A suicide bomber killed at least 23 people and wounded 72 on Friday at a gathering of Sunni Arab tribal leaders for a lunch in a town south of the Iraqi capital Baghdad, security spokesman Major-General Qassim Moussawi said.
The bombing took place a day after the United States presence in Iraq officially came under an Iraqi government mandate for the first time, according to a bilateral security pact that took effect on New Year's Day.
An Iraqi security source said Sheikh Mohammed Abdullah Salih, a Sunni leader of the al-Qaraghouli tribe, hosted the lunch at his home on the outskirts of Yusufiya, 20 km (12 miles) south of Baghdad.
The bomber, a relative of the host named Amin al-Qaraghouli, entered through the rear gate of the house and blew himself up among the guests, Moussawi said. The sheikh was among the wounded.
Violence has dropped sharply in Iraq from the peak of sectarian bloodshed in 2006 and 2007, but suicide bombers and gunmen still regularly stage attacks.
In the biggest recent attack, a suicide bomber killed around 50 people at a packed restaurant near the northern city of Kirkuk on Dec. 11. An attack in Baghdad last week killed at least 25 people.
Troop reduction
Sunni Arab militants have frequently targeted tribal gatherings since many tribes turned against insurgents.
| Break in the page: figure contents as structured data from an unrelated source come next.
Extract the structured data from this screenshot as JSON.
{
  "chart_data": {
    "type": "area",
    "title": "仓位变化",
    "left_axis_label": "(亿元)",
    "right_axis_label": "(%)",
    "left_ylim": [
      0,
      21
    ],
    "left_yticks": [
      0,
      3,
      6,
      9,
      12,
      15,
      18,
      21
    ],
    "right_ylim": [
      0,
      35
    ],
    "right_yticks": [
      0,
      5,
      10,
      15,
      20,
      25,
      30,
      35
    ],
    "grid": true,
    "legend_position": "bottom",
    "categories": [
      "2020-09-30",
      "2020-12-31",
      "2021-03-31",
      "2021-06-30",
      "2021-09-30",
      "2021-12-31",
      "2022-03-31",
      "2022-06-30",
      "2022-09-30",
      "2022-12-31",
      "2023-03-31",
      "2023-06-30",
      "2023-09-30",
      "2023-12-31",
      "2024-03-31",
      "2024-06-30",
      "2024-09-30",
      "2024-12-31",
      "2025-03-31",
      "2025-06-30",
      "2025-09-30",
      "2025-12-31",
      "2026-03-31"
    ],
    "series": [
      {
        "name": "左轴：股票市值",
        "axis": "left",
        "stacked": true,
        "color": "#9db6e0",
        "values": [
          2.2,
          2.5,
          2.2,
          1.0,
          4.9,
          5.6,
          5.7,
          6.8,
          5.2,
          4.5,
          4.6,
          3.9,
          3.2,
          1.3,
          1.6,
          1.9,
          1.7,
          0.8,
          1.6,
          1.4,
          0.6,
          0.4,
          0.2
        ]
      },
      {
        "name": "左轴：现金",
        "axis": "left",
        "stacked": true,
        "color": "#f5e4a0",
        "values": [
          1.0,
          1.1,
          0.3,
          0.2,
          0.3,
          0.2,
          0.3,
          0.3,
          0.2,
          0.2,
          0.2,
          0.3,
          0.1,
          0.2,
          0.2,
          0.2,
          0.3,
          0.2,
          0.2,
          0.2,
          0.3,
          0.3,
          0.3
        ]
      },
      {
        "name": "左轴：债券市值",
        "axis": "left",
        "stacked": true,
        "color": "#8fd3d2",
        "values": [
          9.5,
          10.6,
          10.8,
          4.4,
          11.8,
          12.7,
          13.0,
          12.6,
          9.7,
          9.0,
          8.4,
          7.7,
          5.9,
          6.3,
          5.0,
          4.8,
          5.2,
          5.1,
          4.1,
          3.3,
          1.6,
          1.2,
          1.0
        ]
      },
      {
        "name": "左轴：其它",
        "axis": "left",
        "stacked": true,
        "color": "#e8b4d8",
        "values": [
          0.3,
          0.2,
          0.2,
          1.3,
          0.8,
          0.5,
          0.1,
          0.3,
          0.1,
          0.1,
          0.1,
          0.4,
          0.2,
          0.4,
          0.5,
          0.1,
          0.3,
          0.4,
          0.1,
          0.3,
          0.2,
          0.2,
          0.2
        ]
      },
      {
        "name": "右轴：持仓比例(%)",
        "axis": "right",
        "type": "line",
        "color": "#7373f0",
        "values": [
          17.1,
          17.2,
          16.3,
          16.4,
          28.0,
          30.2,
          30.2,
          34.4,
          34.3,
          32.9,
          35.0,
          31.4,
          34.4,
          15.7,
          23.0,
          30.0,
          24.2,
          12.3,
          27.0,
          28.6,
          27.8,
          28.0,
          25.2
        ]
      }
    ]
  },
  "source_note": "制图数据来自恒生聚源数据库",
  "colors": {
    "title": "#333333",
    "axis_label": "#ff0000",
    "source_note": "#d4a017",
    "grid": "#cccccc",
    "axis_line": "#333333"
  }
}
Almost six years after the U.S-led invasion, more than 140,000 U.S. troops in Iraq are gradually reducing their activities ahead of an end-2011 departure deadline.
U.S. forces handed over control of the Green Zone, the fortified swathe of central Baghdad that was the heart of U.S. power in Iraq since 2003, to Iraqi forces on Thursday.
Combat troops are supposed to leave Iraqi towns and cities by mid-2009.
But the United States is still providing major military, administrative and financial backing to Iraq.
Britain on Thursday formally handed over responsibility for the running of Basra airport to Iraqi authorities, a move that paves the way for Britain to withdraw from Iraq.
U.S. and Iraqi officials fear violence could flare anew ahead of provincial elections on Jan. 31 that promise to alter the delicate balance of power across Iraq.
First passenger plane
The first passenger flight from Europe in 18 years landed at Baghdad airport on Saturday, when a Swedish charter aircraft touched down.
The Nordic Leisure airliner brought in 150 people, resuming air links between Iraq and Europe for the first time since the United Nations imposed sanctions on Iraq after Saddam Hussain's 1990 invasion of Kuwait.
More international flights are expected in the next two days, including one from Hong Kong, Iraqi Transport Minister Amer Abduljabbar Ismail told reporters at the airport.
On Tuesday, Air France-KLM and Iraq's transport ministry signed a preliminary accord which will see Iraqi Airways taking off for European destinations and Baghdad airport being renovated.
In the aftermath of the 1991 Gulf War, state-owned Iraqi Airways was hit hard by U.N. sanctions imposed against Iraq and its service declined rapidly.
After the U.S.-led invasion in 2003, the airline slowly resumed flights and today the national carrier flies to the regional capitals and major cities of Amman, Beirut, Tehran, Cairo, Istanbul, Damascus and Dubai.